Ханна кивает, словно этого ответа достаточно.

Она разглядывает меня, забыв о своей тарелке с яичными белками. Она почти не прикоснулась к еде. Мне хочется сказать ей, чтобы она поела, ведь в ней растет ребенок.

– А я беременна, – произносит она.

Изображаю удивление. Особенно стараться не приходится, я действительно изумлена, что она рассказала это мне, абсолютно чужому человеку.

Опускаю взгляд на ее живот, плоский и упругий.

– Срок еще небольшой, – объясняет она. – Я никому не рассказывала.

– А… мужу? – уточняю я. Хотя хочется спросить: – Нашему мужу?

– Да, – вздыхает она, – он знает.

– И как… Он счастлив?

Разумеется, ответ мне прекрасно известен – Сет на чертовом седьмом небе, но я хочу услышать об этом из уст Ханны. Как она видит восторг моего мужа?

– Он счастлив.

– Ты чего-то недоговариваешь, – резюмирую я и бросаю на нее выразительный взгляд. Мама терпеть не может эту мою черту, считает меня слишком прямолинейной. Но Ханну мое заявление, похоже, не смущает. Она вытирает рот салфеткой и вздыхает.

– Да, так и есть. Мне нравится твоя прямота.

Я прикусываю щеку, чтобы сдержать улыбку.

– Так в чем дело? Нужно ведь с кем-то это обсудить, верно?

Пытаюсь изобразить равнодушие, но пальцы в туфлях сжимаются и нога беспокойно покачивается под столом. Я чувствую себя наркоманкой. Мне нужно еще, нужно услышать все подробности, нужно понять.

Она смотрит на меня сквозь острые черные ресницы и поджимает губы.

– Он прячет мои противозачаточные.

Прижимаю ладонь ко рту, подавившись глотком кофе. Да она шутит! Сет прячет противозачаточные? Сет из тех мужчин, кто получает желаемое без дешевых трюков. Хотя возможно – только со мной.

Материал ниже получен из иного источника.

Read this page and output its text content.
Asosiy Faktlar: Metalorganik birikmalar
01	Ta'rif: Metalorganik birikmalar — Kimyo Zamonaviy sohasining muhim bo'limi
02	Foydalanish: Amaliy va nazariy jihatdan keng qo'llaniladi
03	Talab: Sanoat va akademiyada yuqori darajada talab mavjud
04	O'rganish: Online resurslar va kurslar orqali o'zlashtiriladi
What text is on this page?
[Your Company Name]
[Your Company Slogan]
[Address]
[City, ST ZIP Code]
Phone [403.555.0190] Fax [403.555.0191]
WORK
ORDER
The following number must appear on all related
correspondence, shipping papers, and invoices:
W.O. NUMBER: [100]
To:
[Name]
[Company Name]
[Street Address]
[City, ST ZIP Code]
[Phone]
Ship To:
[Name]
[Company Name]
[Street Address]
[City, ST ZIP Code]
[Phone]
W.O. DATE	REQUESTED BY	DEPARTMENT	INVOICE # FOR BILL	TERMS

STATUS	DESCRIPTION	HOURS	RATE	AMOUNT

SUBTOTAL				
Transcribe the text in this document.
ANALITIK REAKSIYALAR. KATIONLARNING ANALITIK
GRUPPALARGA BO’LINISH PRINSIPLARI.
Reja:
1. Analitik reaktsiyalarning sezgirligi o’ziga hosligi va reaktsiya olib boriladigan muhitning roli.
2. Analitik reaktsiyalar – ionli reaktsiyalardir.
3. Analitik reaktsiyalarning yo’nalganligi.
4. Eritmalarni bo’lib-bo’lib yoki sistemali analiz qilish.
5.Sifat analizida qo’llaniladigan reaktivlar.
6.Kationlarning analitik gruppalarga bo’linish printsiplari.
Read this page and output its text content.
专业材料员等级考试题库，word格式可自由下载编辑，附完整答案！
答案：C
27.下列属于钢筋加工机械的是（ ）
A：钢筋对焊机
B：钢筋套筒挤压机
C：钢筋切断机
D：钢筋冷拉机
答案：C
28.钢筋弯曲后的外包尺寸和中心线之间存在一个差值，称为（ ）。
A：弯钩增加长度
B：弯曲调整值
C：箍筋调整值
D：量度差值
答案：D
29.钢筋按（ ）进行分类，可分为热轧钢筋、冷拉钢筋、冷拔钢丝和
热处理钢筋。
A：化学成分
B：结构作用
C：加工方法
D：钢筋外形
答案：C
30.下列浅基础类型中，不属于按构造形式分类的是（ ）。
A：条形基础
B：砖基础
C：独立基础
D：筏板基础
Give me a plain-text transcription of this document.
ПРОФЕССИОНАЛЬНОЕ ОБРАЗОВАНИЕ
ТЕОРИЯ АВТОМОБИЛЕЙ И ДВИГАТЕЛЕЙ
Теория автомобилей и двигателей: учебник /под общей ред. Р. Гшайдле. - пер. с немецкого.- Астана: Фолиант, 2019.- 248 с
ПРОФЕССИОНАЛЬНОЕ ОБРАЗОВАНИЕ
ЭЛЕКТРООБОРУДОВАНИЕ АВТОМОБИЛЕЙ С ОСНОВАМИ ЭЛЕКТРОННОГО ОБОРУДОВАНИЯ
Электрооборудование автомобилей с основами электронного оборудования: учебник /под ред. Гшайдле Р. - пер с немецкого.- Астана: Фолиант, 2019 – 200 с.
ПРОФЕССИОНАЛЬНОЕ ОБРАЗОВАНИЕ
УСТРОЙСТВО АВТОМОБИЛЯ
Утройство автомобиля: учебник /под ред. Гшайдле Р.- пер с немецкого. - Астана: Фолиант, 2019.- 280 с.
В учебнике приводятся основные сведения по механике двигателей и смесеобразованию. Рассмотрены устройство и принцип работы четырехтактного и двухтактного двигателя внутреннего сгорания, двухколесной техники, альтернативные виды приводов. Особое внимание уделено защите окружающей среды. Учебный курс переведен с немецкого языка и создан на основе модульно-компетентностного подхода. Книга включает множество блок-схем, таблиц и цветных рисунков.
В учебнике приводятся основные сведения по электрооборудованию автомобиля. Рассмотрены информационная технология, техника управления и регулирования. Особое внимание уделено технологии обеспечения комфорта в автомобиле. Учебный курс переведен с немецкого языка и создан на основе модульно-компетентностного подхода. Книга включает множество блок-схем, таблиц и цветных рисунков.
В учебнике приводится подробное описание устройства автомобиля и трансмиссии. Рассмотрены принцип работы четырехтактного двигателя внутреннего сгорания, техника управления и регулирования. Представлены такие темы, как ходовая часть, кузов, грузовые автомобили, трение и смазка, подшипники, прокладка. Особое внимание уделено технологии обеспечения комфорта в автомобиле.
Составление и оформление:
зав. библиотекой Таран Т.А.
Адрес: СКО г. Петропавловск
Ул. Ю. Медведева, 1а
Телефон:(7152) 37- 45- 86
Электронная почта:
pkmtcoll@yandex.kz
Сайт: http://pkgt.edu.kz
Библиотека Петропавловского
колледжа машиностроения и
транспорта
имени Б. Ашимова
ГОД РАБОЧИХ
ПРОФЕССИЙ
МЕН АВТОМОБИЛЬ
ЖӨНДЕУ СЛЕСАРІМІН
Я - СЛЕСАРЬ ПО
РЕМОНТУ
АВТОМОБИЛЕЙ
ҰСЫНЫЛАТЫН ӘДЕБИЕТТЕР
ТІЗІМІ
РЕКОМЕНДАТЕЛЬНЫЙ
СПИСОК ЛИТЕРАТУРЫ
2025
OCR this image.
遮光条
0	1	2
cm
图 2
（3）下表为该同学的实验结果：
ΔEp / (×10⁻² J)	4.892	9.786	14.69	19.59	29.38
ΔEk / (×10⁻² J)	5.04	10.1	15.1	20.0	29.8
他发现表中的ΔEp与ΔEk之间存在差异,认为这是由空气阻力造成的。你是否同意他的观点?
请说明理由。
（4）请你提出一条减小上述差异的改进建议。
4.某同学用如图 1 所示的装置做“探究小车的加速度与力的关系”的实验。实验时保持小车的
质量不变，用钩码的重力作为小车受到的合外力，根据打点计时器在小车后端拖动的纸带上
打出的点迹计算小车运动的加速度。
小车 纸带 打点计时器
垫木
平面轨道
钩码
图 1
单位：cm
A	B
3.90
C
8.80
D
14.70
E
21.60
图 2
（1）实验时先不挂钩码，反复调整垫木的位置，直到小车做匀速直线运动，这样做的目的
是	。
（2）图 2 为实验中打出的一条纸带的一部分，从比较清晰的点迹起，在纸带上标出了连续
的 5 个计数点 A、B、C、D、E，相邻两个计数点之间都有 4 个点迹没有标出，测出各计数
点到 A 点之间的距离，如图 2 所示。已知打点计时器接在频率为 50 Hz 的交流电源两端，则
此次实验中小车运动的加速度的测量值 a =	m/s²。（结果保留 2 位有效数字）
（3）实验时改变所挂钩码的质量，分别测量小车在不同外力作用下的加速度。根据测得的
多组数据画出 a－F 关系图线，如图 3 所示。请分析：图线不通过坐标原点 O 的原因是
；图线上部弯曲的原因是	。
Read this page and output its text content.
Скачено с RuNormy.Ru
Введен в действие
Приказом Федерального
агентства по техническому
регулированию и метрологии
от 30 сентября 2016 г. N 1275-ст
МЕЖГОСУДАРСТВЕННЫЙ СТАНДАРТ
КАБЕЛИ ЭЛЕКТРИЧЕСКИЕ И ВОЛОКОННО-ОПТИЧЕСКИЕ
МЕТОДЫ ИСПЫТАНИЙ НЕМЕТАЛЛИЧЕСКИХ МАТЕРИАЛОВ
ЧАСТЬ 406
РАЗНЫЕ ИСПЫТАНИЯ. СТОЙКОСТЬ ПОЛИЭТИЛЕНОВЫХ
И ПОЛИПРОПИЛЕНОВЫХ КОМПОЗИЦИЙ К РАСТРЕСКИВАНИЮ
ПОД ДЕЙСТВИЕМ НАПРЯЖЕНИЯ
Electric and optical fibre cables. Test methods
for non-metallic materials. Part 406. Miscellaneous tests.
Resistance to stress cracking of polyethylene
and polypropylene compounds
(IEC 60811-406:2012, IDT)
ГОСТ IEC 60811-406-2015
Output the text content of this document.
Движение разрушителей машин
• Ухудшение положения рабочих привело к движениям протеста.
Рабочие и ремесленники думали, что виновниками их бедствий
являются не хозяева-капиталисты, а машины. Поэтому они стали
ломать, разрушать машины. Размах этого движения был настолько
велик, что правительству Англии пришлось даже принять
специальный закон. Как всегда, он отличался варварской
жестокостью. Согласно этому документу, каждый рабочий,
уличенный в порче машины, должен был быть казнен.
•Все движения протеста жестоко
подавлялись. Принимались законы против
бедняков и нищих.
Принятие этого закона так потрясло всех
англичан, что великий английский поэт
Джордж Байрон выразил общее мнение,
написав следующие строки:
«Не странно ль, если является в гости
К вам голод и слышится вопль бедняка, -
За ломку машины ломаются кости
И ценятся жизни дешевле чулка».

– Откуда ты знаешь, что он их прячет? – уточняю я, опуская чашку на стол. Ханна ерзает на стуле, беспокойно блуждая взглядом, словно ожидая, что Сет сейчас появится из ниоткуда.

– Он шутил на эту тему, и, разумеется, таблетки пропали.

– Бывает, что женщины протыкают дырки в презервативах, чтобы удержать мужчину беременностью, – покачиваю головой я. – Но зачем ему удерживать тебя беременностью?

Рот Ханны превращается в прямую линию, она отводит глаза. У меня перехватывает дыхание, взгляд падает на синяки на ее руке.

– Ты хотела уйти?

Она смотрит на меня, но ничего не говорит. Я почти вижу правду в ее глазах, спрятанную за частым морганием. Голову переполняют лихорадочные мысли. Для меня немыслимо, что Сет мог ударить женщину, мог прятать противозачаточные таблетки. Хочу спросить, любит ли она его, но язык словно прилип к нёбу.

– Ханна, ты можешь мне рассказать?

Мимо нашего столика проходит женщина с дредами и ребенком, привязанным к груди шарфом-слингом – из тех, что используют хиппи. Ханна наблюдает за ней с живым интересом, видимо, представляя с ребенком себя. Я делала так тысячу раз, представляя вес маленького человечка в руках и воображая, каково осознавать, что ты сотворил нечто столь маленькое и прекрасное. Пристально всматриваюсь в ее красивое лицо. Ханна не та, кем кажется: идеальный дом, идеальное лицо, идеальный наряд… И синяки. Я хотела узнать ее поближе, понять, но с каждой секундой запутываюсь все сильнее. Несколько часов назад я была в ярости на Сета, а теперь, когда сижу напротив другой жены собственного мужа, мой гнев переходит на нее. Меня раздирают противоречивые эмоции – виноватыми кажутся то он, то она. Зачем она вообще на все это согласилась, если не ради ребенка? Ведь ради этого… Ради этого он нашел новую жену. Потому что я не могла родить ребенка.

– Это он поставил синяки? – заканчиваю я и, подавшись вперед, пристально изучаю ее лицо, чтобы определить ложь еще до ответа.

– Все сложнее, – отвечает она. – Он не нарочно. Мы поругались, и я хотела уйти. Он схватил меня за руку. У меня нежная кожа… – неуверенно добавляет она.

– Это не нормально.

Ханна отводит взгляд. Похоже, ей хочется как можно скорее покинуть забегаловку. Она бросает тоскливый взгляд на дверь; я опускаю ладонь ей на руку и смотрю ей прямо в глаза.

– Он бил тебя до этого?

Это глубокий вопрос. Я не просто спрашиваю у Ханны Оварк, бьет ли ее муж, – я спрашиваю, бьет ли ее мой муж.

– Нет! Он никогда меня не бьет. Слушай, ты все неправильно поняла.

Собираюсь спросить, как именно я все неправильно поняла, но вдруг кто-то врезается в наш столик. Пытаюсь увернуться, но слишком поздно: надо мной наклоняется кружка и содержимое выплескивается на одежду. Девушка с кружкой в руках в ужасе смотрит на меня, раскрыв рот.

– Черт, – отпрыгивает она. – Простите, пожалуйста. Он со льдом, слава богу, со льдом.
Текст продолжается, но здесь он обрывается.